William Urrutia se acercó a la puerta que estaba junto a su escritorio y con un gesto le solicitó que lo acompañara adentro. Marty asintió y obedeció. La nueva habitación era tres veces más grande que la anterior, tenía demasiados cajones de metal y un montón de archivos apilados en diferentes lugares.

—¿Y esto qué es?

—Aquí almaceno toda la información confidencial de la SPC. Debes sentirte orgulloso de poder estar aquí. Muy pocos han podido ingresar y demasiados atesorarían estar en tu lugar.

Al principio se sintió emocionado, tanto, que deseaba revisar cada archivo que ahí se encontraba, pero, después, a los diez minutos de estar en la habitación, más que sentirse afortunado, estaba aburrido. William Urrutia hablaba acerca cosas poco relevantes para cualquiera. No se detuvo en nada interesante respecto al asesinato del senador Máximo Jara, sino que empezó a hablar de un tal Michael Stephenson, un millonario. El señor Stephenson era hijo de un extranjero que llegó al país unos sesenta años atrás y que se convirtió en el mayor productor de cereales del mundo entero. John Stephenson era un hombre tan caritativo que al morir dejó gran parte de sus riquezas a los países más pobres del globo terráqueo. A pesar de no heredar mucho dinero de su padre, Michael Stephenson se quedó con las empresas e hizo que estas mejoraran exponencialmente. Aunque Marty conocía ya conocía esta historia, William Urrutia no omitió ningún detalle, e incluyó todo lo referente a los dos matrimonios, a la muerte de la primera esposa del señor Stephenson y lo tanto que esto repercutió en la vida del millonario y en su forma de actuar. Para Marty, esos fueron los diez minutos más aburridos de su vida. Por suerte, después de esto, el jefe comunal de la SPC dio información más sabrosa.

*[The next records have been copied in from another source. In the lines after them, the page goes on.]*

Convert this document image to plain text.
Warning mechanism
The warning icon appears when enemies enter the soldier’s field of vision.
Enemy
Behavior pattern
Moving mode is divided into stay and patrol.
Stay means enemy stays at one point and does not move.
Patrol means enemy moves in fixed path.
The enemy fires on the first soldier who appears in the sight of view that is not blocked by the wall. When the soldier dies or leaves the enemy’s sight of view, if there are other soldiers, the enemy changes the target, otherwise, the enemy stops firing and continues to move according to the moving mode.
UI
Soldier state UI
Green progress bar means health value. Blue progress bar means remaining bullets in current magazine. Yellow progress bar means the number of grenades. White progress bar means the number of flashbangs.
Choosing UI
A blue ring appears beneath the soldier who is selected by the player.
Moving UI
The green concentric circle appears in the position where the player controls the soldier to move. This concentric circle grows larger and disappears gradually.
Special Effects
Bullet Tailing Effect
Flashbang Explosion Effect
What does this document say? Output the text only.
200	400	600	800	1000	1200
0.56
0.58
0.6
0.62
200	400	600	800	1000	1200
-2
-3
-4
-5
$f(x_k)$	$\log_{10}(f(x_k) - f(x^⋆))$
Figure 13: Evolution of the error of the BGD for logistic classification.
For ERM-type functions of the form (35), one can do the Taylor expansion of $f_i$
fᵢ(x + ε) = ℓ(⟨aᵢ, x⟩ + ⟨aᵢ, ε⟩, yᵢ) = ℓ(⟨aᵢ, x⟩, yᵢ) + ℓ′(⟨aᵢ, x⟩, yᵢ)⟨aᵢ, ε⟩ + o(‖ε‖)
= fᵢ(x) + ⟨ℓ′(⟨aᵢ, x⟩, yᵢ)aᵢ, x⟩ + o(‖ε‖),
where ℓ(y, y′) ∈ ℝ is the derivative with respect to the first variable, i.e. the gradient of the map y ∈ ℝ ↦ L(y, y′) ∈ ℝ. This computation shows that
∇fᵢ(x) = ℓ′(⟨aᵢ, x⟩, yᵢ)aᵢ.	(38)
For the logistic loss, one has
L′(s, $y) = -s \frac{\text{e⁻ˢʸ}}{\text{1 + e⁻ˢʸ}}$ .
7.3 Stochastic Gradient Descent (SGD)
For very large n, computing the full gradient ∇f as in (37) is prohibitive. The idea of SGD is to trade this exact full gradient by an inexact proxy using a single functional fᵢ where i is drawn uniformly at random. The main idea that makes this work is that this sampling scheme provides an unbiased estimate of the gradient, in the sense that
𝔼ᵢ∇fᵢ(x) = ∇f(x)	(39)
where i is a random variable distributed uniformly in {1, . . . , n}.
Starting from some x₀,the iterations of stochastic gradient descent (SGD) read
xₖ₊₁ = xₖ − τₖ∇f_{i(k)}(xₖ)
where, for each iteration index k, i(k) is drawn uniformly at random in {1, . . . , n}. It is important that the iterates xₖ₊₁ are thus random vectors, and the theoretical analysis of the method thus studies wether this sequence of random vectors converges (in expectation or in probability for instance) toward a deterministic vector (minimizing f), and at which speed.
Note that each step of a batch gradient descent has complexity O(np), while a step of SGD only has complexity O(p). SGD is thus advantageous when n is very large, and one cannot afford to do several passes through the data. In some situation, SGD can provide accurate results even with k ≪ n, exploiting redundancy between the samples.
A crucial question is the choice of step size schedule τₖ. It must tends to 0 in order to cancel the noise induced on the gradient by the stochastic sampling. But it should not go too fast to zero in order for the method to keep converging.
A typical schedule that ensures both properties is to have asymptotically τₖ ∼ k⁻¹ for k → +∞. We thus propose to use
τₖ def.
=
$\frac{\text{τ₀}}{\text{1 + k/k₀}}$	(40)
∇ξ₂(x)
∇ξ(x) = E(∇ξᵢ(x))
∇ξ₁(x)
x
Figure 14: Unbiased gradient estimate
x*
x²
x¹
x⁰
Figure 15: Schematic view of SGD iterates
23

Comentó que una fuente confiable le mencionó a la jefa nacional de la SPC, o sea, su jefa, que había visto a Germi Barbo entregarle algo a Michael Stephenson a unas cuantas cuadras de la casa del senador pocos minutos después de haber sido cometido el asesinato. Luego de que la SPC registrara la casa, descubrieron que la caja fuerte del senador estaba vacía.

¿La fuente confiable de la que hablaba William Urrutia era el padre de JT? No. Había otro testigo. Y ni siquiera necesitaba pensarlo, porque era obvio. Según JT, su padre vio a alguien sospechoso salir de la casa del senador aquella noche, y lo primero que hizo fue llamar a la Policía. Y como todos saben, los policías no se demoran nada en llegar a la escena del crimen. Por eso, aunque el padre de JT fuera tonto —cosa que no era, porque ahora tenía uno de los cargos jurídicos más importantes que se pudiera soñar— yendo en automóvil tras el asesino, no habría tenido tiempo para volver a la casa del senador antes de que la Policía llegara al lugar. La fuente confiable era otra persona.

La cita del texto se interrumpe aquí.